Pharmacy benefit managers are data diving to cut costs
▶ Companies like Optumrx gain leverage over drugmakers ▶ “Difficult decisions about having to cover one drug vs. another”
Optumrx was doing a routine analysis of a client’s prescription-drug claims when it noticed something odd. The company’s spending on acne medicine seemed high compared with those of other customers. Digging into the usage data for clues, the pharmacy arm of the health insurer, Unitedhealth Group, found that employees had been prescribed newer brand-name acne drugs that were, for the most part, combinations of older generic medicines. Optumrx began requiring patients to begin treatment with the cheaper remedies and switch to the pricier ones only if the others proved ineffective. Within six months, the 60,000-employee company had saved more than $70,000, Optumrx says.
Historically, pharmacy benefit managers (PBMS) have been known more for their relentless supply efficiency than their tech chops. But with the easiest savings already in the past, Optumrx and rivals such as CVS Health and Express Scripts have begun mining their huge troves of prescription data in search of economies. “Lowering costs now means having to make really difficult decisions about having to cover one drug vs. another,” says Walid Gellad, who heads the Center for Pharmaceutical Policy and Prescribing at the University of Pittsburgh. “They’ve had to become more sophisticated in how they make these decisions.”
Unitedhealth began laying the groundwork for the data push in 2011, when it grouped an array of businesses under the Optum brand. In a recent case, the company noticed that at one client, drugs for attention deficit hyperactivity disorder were being overprescribed to adults. Some were using the drug to improve their performance at work, according to Andrea Marks, chief analytics officer at Optumrx. The benefit manager took action, saving the 19,000-worker company $110,000. “Sometimes we’re looking at patterns at a very broad-based level,” Marks says. “Sometimes at an individual level.”
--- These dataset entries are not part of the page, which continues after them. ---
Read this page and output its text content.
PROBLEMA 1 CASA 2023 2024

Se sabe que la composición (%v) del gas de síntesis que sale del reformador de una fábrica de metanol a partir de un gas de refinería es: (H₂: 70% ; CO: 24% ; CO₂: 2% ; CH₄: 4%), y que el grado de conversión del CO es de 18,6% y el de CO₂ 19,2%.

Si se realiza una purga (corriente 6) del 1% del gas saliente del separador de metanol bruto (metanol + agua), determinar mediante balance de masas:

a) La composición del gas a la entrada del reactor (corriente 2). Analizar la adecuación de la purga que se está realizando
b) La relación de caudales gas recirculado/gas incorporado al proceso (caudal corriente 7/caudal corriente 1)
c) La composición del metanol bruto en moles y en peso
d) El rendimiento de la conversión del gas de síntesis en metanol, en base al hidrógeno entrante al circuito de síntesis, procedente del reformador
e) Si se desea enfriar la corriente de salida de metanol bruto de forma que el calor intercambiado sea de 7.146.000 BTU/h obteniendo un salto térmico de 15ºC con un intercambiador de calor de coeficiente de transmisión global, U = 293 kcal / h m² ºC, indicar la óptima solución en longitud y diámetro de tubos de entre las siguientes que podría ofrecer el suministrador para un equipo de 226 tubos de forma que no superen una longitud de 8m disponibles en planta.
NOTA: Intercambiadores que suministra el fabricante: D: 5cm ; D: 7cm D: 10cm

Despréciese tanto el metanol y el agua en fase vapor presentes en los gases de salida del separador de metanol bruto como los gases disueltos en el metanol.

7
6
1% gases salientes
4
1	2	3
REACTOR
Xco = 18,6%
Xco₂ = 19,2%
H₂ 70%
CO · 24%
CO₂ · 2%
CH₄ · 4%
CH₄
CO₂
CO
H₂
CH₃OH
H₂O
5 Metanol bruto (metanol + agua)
As they seek to exert greater control over costs on behalf of their clients, PBMS may become more open to legal challenges. New York, Indiana, and West Virginia all passed laws this year to curb their influence over prescribing decisions in response to lobbying from patient groups. Sumit Dutta, Optumrx’s chief medical officer, says the company makes sure its coverage decisions are medically appropriate. “All of those have to be vetted clinically first,” he says. “You can’t say one drug is favored over another drug unless you’ve fully vetted that clinically.”
Optumrx says it’s also using data analytics to improve patient health. For example, it can look at refill frequency to spot whether asthma sufferers are taking too many puffs on their inhaler, an indication they may require a different drug. Switching patients to more effective medicines pays off, even if these are more expensive, if they help reduce costly hospitalizations and visits to emergency rooms.
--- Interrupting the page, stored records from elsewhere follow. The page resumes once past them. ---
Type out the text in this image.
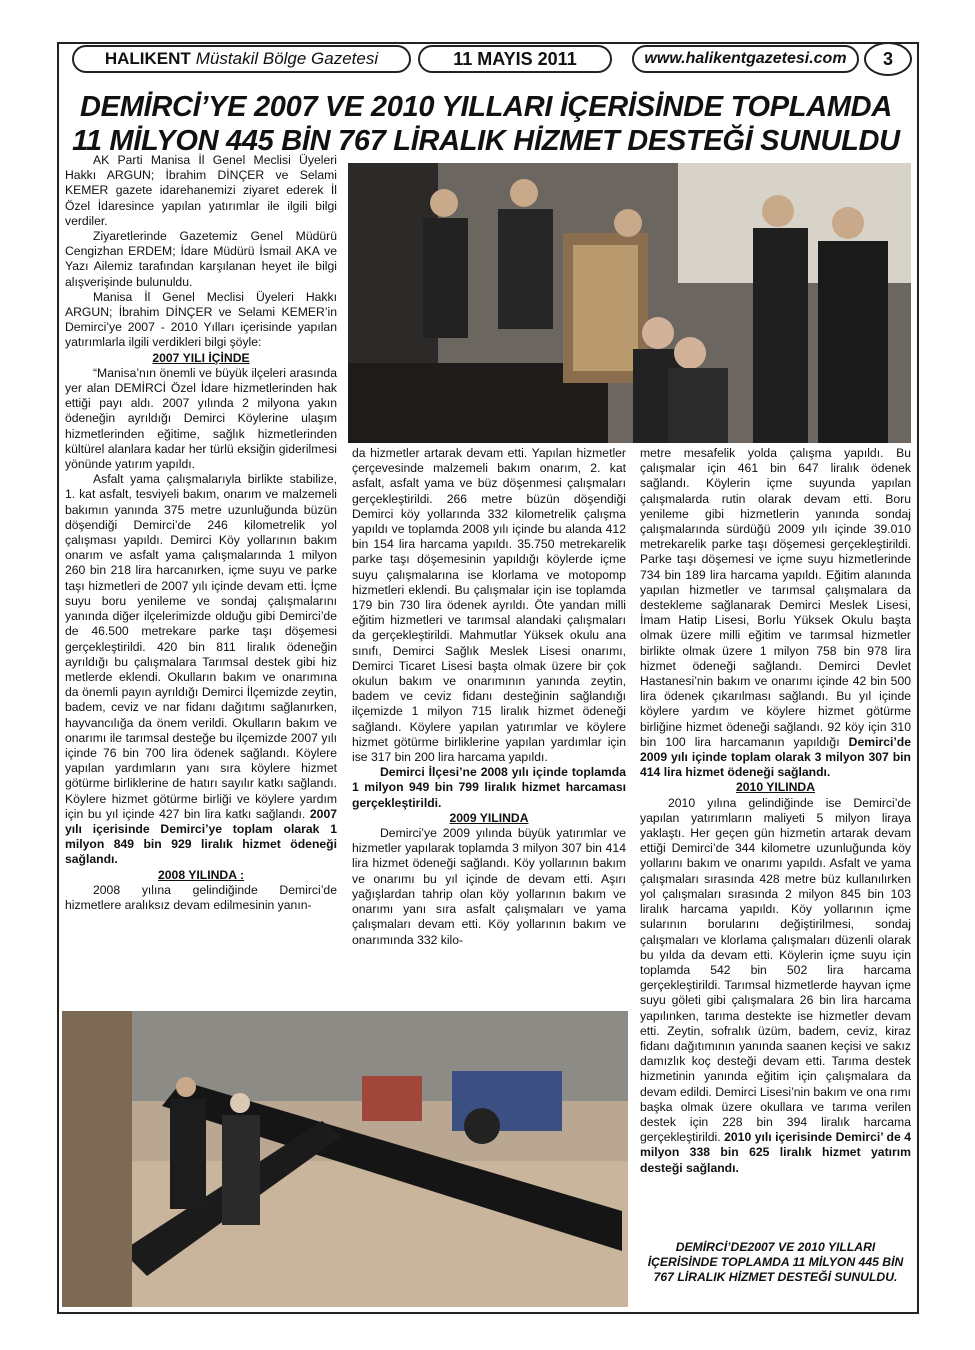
HALIKENT Müstakil Bölge Gazetesi	11 MAYIS 2011	www.halikentgazetesi.com	3
DEMİRCİ’YE 2007 VE 2010 YILLARI İÇERİSİNDE TOPLAMDA
11 MİLYON 445 BİN 767 LİRALIK HİZMET DESTEĞİ SUNULDU

AK Parti Manisa İl Genel Meclisi Üyeleri Hakkı ARGUN; İbrahim DİNÇER ve Selami KEMER gazete idarehanemizi ziyaret ederek İl Özel İdaresince yapılan yatırımlar ile ilgili bilgi verdiler.

Ziyaretlerinde Gazetemiz Genel Müdürü Cengizhan ERDEM; İdare Müdürü İsmail AKA ve Yazı Ailemiz tarafından karşılanan heyet ile bilgi alışverişinde bulunuldu.

Manisa İl Genel Meclisi Üyeleri Hakkı ARGUN; İbrahim DİNÇER ve Selami KEMER’in Demirci’ye 2007 - 2010 Yılları içerisinde yapılan yatırımlarla ilgili verdikleri bilgi şöyle:

2007 YILI İÇİNDE

“Manisa’nın önemli ve büyük ilçeleri arasında yer alan DEMİRCİ Özel İdare hizmetlerinden hak ettiği payı aldı. 2007 yılında 2 milyona yakın ödeneğin ayrıldığı Demirci Köylerine ulaşım hizmetlerinden eğitime, sağlık hizmetlerinden kültürel alanlara kadar her türlü eksiğin giderilmesi yönünde yatırım yapıldı.

Asfalt yama çalışmalarıyla birlikte stabilize, 1. kat asfalt, tesviyeli bakım, onarım ve malzemeli bakımın yanında 375 metre uzunluğunda büzün döşendiği Demirci’de 246 kilometrelik yol çalışması yapıldı. Demirci Köy yollarının bakım onarım ve asfalt yama çalışmalarında 1 milyon 260 bin 218 lira harcanırken, içme suyu ve parke taşı hizmetleri de 2007 yılı içinde devam etti. İçme suyu boru yenileme ve sondaj çalışmalarını yanında diğer ilçelerimizde olduğu gibi Demirci’de de 46.500 metrekare parke taşı döşemesi gerçekleştirildi. 420 bin 811 liralık ödeneğin ayrıldığı bu çalışmalara Tarımsal destek gibi hiz metlerde eklendi. Okulların bakım ve onarımına da önemli payın ayrıldığı Demirci İlçemizde zeytin, badem, ceviz ve nar fidanı dağıtımı sağlanırken, hayvancılığa da önem verildi. Okulların bakım ve onarımı ile tarımsal desteğe bu ilçemizde 2007 yılı içinde 76 bin 700 lira ödenek sağlandı. Köylere yapılan yardımların yanı sıra köylere hizmet götürme birliklerine de hatırı sayılır katkı sağlandı. Köylere hizmet götürme birliği ve köylere yardım için bu yıl içinde 427 bin lira katkı sağlandı. 2007 yılı içerisinde Demirci’ye toplam olarak 1 milyon 849 bin 929 liralık hizmet ödeneği sağlandı.

2008 YILINDA :

2008 yılına gelindiğinde Demirci’de hizmetlere aralıksız devam edilmesinin yanın-

da hizmetler artarak devam etti. Yapılan hizmetler çerçevesinde malzemeli bakım onarım, 2. kat asfalt, asfalt yama ve büz döşenmesi çalışmaları gerçekleştirildi. 266 metre büzün döşendiği Demirci köy yollarında 332 kilometrelik çalışma yapıldı ve toplamda 2008 yılı içinde bu alanda 412 bin 154 lira harcama yapıldı. 35.750 metrekarelik parke taşı döşemesinin yapıldığı köylerde içme suyu çalışmalarına ise klorlama ve motopomp hizmetleri eklendi. Bu çalışmalar için ise toplamda 179 bin 730 lira ödenek ayrıldı. Öte yandan milli eğitim hizmetleri ve tarımsal alandaki çalışmaları da gerçekleştirildi. Mahmutlar Yüksek okulu ana sınıfı, Demirci Sağlık Meslek Lisesi onarımı, Demirci Ticaret Lisesi başta olmak üzere bir çok okulun bakım ve onarımının yanında zeytin, badem ve ceviz fidanı desteğinin sağlandığı ilçemizde 1 milyon 715 liralık hizmet ödeneği sağlandı. Köylere yapılan yatırımlar ve köylere hizmet götürme birliklerine yapılan yardımlar için ise 317 bin 200 lira harcama yapıldı.

Demirci İlçesi’ne 2008 yılı içinde toplamda 1 milyon 949 bin 799 liralık hizmet harcaması gerçekleştirildi.

2009 YILINDA

Demirci’ye 2009 yılında büyük yatırımlar ve hizmetler yapılarak toplamda 3 milyon 307 bin 414 lira hizmet ödeneği sağlandı. Köy yollarının bakım ve onarımı bu yıl içinde de devam etti. Aşırı yağışlardan tahrip olan köy yollarının bakım ve onarımı yanı sıra asfalt çalışmaları ve yama çalışmaları devam etti. Köy yollarının bakım ve onarımında 332 kilo-

metre mesafelik yolda çalışma yapıldı. Bu çalışmalar için 461 bin 647 liralık ödenek sağlandı. Köylerin içme suyunda yapılan çalışmalarda rutin olarak devam etti. Boru yenileme gibi hizmetlerin yanında sondaj çalışmalarında sürdüğü 2009 yılı içinde 39.010 metrekarelik parke taşı döşemesi gerçekleştirildi. Parke taşı döşemesi ve içme suyu hizmetlerinde 734 bin 189 lira harcama yapıldı. Eğitim alanında yapılan hizmetler ve tarımsal çalışmalara da destekleme sağlanarak Demirci Meslek Lisesi, İmam Hatip Lisesi, Borlu Yüksek Okulu başta olmak üzere milli eğitim ve tarımsal hizmetler birlikte olmak üzere 1 milyon 758 bin 978 lira hizmet ödeneği sağlandı. Demirci Devlet Hastanesi’nin bakım ve onarımı içinde 42 bin 500 lira ödenek çıkarılması sağlandı. Bu yıl içinde köylere yardım ve köylere hizmet götürme birliğine hizmet ödeneği sağlandı. 92 köy için 310 bin 100 lira harcamanın yapıldığı Demirci’de 2009 yılı içinde toplam olarak 3 milyon 307 bin 414 lira hizmet ödeneği sağlandı.

2010 YILINDA

2010 yılına gelindiğinde ise Demirci’de yapılan yatırımların maliyeti 5 milyon liraya yaklaştı. Her geçen gün hizmetin artarak devam ettiği Demirci’de 344 kilometre uzunluğunda köy yollarını bakım ve onarımı yapıldı. Asfalt ve yama çalışmaları sırasında 428 metre büz kullanılırken yol çalışmaları sırasında 2 milyon 845 bin 103 liralık harcama yapıldı. Köy yollarının içme sularının borularını değiştirilmesi, sondaj çalışmaları ve klorlama çalışmaları düzenli olarak bu yılda da devam etti. Köylerin içme suyu için toplamda 542 bin 502 lira harcama gerçekleştirildi. Tarımsal hizmetlerde hayvan içme suyu göleti gibi çalışmalara 26 bin lira harcama yapılınken, tarıma destekte ise hizmetler devam etti. Zeytin, sofralık üzüm, badem, ceviz, kiraz fidanı dağıtımının yanında saanen keçisi ve sakız damızlık koç desteği devam etti. Tarıma destek hizmetinin yanında eğitim için çalışmalara da devam edildi. Demirci Lisesi’nin bakım ve ona rımı başka olmak üzere okullara ve tarıma verilen destek için 228 bin 394 liralık harcama gerçekleştirildi. 2010 yılı içerisinde Demirci’ de 4 milyon 338 bin 625 liralık hizmet yatırım desteği sağlandı.

DEMİRCİ’DE2007 VE 2010 YILLARI İÇERİSİNDE TOPLAMDA 11 MİLYON 445 BİN 767 LİRALIK HİZMET DESTEĞİ SUNULDU.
Employers should be skeptical of claims like that, according to Linda Cahn, an attorney who’s represented businesses in lawsuits against PBMS. If benefit managers promise savings, those should be spelled out in contracts, she says.
The focus on Big Data dovetails with another development in the industry: Increasingly, insurers are tying reimbursements for prescription drugs to measures of their efficacy. Cigna, for instance, is paying for some new cholesterol drugs from Sanofi and Amgen/regeneron Pharmaceuticals, known as PCSK9 inhibitors, based on whether the drugs deliver results at least as good as those reported in clinical trials.
There’s little doubt PBMS will use their data to gain the upper hand in price negotiations with drugmakers, says Dan Mahony, a health-care investor at asset manager Polar Capital. “They’re all looking at ways they can utilize the information they’ve got to essentially push for a better deal,” he says. “You’re just seeing the beginnings of it.”
The bottom line Pharmacy benefit managers are mining their data to measure drug efficacy and make decision about coverage.